A method of optimizing a convolutional neural network and related products, the method comprising: obtaining a pre-training model M; retraining a data set D of the pre-training model M in a specified field to obtain an initial model M₀For the initial model M₀Carrying out replacement layer operation; the replacement layer operations include: initial model M is determined based on bipartite graph maximum matching algorithm₀The middle convolutional layer e is suitable to be replaced by the high-efficiency convolutional layer, and the first intermediate model M for replacing the standard convolutional layer e by the high-efficiency convolutional layer is determined₁The effect is increased; reforming the parameters of the first intermediate model M1 to obtain a second intermediate model M2; initializing and retraining the second intermediate model M2 to obtain a third intermediate model M3; calculating a loss value of the third intermediate model M3; repeatedly executing the replacement layer operation to obtain a plurality of third intermediate models M3 and a plurality of loss values; the third intermediate model M3 with the smallest loss value is selected as the output model. The method has the advantage of low cost.

Description

PCT国内申请，说明书已公开。
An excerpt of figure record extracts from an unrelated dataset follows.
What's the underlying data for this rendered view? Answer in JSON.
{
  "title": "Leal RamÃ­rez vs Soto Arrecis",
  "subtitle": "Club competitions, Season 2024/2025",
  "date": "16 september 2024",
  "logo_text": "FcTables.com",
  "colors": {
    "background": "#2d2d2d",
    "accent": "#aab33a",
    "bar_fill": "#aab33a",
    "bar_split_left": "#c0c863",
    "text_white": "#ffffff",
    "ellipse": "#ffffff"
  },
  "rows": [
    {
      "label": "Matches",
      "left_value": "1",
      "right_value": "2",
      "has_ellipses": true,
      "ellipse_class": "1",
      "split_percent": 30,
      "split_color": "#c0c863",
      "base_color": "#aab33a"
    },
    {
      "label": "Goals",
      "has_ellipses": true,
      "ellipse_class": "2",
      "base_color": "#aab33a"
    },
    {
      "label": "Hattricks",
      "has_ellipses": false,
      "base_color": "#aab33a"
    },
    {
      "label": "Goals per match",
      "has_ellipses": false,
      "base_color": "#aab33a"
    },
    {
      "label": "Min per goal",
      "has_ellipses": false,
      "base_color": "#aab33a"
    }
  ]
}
PCT domestic application, the description has been published.

Claims

A method for optimizing a convolutional neural network, the method comprising the steps of:

obtaining a pre-training model M;

retraining a data set D of the pre-training model M in a specified field to obtain an initial model M₀For the initial model M₀Carrying out replacement layer operation;

the replacement layer operations include: initial model M is determined based on bipartite graph maximum matching algorithm₀The middle convolutional layer e is suitable to be replaced by the high-efficiency convolutional layer, and the first intermediate model M for replacing the standard convolutional layer e by the high-efficiency convolutional layer is determined₁The effect is increased; parameterization of the first intermediate model M1Reforming the line to obtain a second intermediate model M2; initializing and retraining the second intermediate model M2 to obtain a third intermediate model M3; calculating a loss value of the third intermediate model M3;

repeatedly executing the replacement layer operation to obtain a plurality of third intermediate models M3 and a plurality of loss values; the third intermediate model M3 with the smallest loss value is selected as the output model.
The method of claim 1, wherein the initial model M is determined based on a bipartite graph maximum matching algorithm₀The adaptation of the standard convolutional layer e to be replaced by the high-efficiency convolutional layer specifically comprises:

from an initial model M₀Wherein finding a group convolutional layer containing Ng groups is such that intra-layer connections have a minimum change in importance;

the importance is the L2 norm of all weights in each connection;
the method of claim 1 or 2, wherein the loss value comprises:

wherein Lw is a loss value.
An apparatus for optimizing a convolutional neural network, the apparatus comprising:

an obtaining unit, configured to obtain a pre-training model M;

a training unit for specifying the pre-training model MRetraining a data set D of the domain to obtain an initial model M₀；

A replacement unit for replacing the initial model M₀Carrying out replacement layer operation; the replacement layer operations include: initial model M is determined based on bipartite graph maximum matching algorithm₀The middle convolutional layer e is suitable to be replaced by the high-efficiency convolutional layer, and the first intermediate model M for replacing the standard convolutional layer e by the high-efficiency convolutional layer is determined₁The effect is increased; reforming the parameters of the first intermediate model M1 to obtain a second intermediate model M2; initializing and retraining the second intermediate model M2 to obtain a third intermediate model M3; calculating a loss value of the third intermediate model M3;

a selecting unit, configured to control the replacing unit to repeatedly perform a replacement layer operation to obtain a plurality of third intermediate models M3 and a plurality of loss values; the third intermediate model M3 with the smallest loss value is selected as the output model.
The apparatus of claim 4,

the replacement unit, in particular for use in removing the initial model M₀Wherein finding a group convolutional layer containing Ng groups is such that intra-layer connections have a minimum change in importance;

the importance is the L2 norm of all weights in each connection;
the apparatus of claim 4 or 5, wherein the loss value comprises:

wherein Lw is a loss value.
A computer-readable storage medium storing a program for electronic data exchange, wherein the program causes a terminal to perform the method as provided in any one of claims 1-3.
A computer program product comprising a non-transitory computer readable storage medium storing a computer program operable to cause a computer to perform the method as provided in any one of claims 1 to 3.